Dernier point enfin, faisant valoir son attachement à « un Caucase du Sud sûr, stable et prospère », Ursula Van der Leyen a rappelé à son interlocuteur la constitution d'«une nouvelle enveloppe européenne de 4,25 millions d'euros à des fins de déminage », la qualité de l'UE en tant que premier donateur en la matière, « également disposé à proposer des équipements et des compétences dans ce domaine très important ».
En résumé, conclut-elle « l'Union européenne est fermement attachée à votre région, Monsieur le Président. Nous accordons beaucoup d'importance à notre partenariat qui ne manquera pas de se développer et de s'approfondir au fil du temps ».
De quelle région parle-t-elle précisément, pourrait-on se demander... On connait aussi l'attachement de l'Europe aux valeurs démocratiques, une Europe si prompte à condamner et pourfendre ceux qui n'en suivraient les préceptes.

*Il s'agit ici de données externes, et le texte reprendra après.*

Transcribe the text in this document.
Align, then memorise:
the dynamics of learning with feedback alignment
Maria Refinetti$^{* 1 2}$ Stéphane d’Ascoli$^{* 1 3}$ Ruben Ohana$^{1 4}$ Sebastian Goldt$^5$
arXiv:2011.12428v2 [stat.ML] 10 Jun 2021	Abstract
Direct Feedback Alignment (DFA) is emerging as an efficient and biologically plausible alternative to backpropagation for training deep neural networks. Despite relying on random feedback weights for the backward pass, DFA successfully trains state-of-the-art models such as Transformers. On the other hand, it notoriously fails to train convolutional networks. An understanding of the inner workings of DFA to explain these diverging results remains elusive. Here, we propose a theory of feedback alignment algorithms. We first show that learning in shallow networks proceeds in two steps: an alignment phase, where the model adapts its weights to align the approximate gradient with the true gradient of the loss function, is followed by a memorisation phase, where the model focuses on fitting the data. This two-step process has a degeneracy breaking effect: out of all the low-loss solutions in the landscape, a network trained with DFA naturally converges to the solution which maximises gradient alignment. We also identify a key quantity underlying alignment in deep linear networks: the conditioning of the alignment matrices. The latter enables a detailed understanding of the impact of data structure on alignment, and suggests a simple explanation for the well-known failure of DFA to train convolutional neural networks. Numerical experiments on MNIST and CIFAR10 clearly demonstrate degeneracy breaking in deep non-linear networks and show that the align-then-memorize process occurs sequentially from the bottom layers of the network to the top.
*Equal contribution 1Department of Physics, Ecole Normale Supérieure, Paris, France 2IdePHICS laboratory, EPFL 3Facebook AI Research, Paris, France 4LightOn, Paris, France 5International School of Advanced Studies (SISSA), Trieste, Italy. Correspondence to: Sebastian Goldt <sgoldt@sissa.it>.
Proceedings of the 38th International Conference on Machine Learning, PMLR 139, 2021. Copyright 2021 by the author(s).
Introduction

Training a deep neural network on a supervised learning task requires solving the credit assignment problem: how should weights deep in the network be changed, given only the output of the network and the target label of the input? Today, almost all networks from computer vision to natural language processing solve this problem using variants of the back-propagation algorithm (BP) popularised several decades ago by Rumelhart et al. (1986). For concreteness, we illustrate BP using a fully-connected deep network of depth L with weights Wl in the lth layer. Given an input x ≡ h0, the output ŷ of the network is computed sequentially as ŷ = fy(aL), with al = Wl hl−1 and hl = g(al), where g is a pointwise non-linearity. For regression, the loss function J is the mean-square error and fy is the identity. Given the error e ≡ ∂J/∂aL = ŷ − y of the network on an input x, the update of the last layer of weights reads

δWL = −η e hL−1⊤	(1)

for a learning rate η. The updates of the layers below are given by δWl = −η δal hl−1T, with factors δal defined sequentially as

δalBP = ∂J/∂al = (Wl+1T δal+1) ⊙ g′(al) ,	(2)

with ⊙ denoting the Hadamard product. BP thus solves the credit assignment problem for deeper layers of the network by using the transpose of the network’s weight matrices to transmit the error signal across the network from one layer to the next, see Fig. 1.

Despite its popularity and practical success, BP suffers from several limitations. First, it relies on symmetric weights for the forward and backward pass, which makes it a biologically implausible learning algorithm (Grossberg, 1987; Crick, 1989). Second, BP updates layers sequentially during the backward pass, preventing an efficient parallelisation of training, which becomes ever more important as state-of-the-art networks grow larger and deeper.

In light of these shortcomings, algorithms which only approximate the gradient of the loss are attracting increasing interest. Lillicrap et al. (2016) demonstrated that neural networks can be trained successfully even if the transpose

Le choix des mots de la présidente de la Commission européenne, au-delà du contenu de son discours, pourrait laisser perplexe, son interlocuteur, Ilham Alyev dirige depuis vingt ans un pays aujourd'hui classé 141e sur 160 au très reconnu "Democracy index 2021" du groupe de presse britannique l'Economist Group ( la Russie fait mieux, pour la petite histoire, elle est 124e du classement).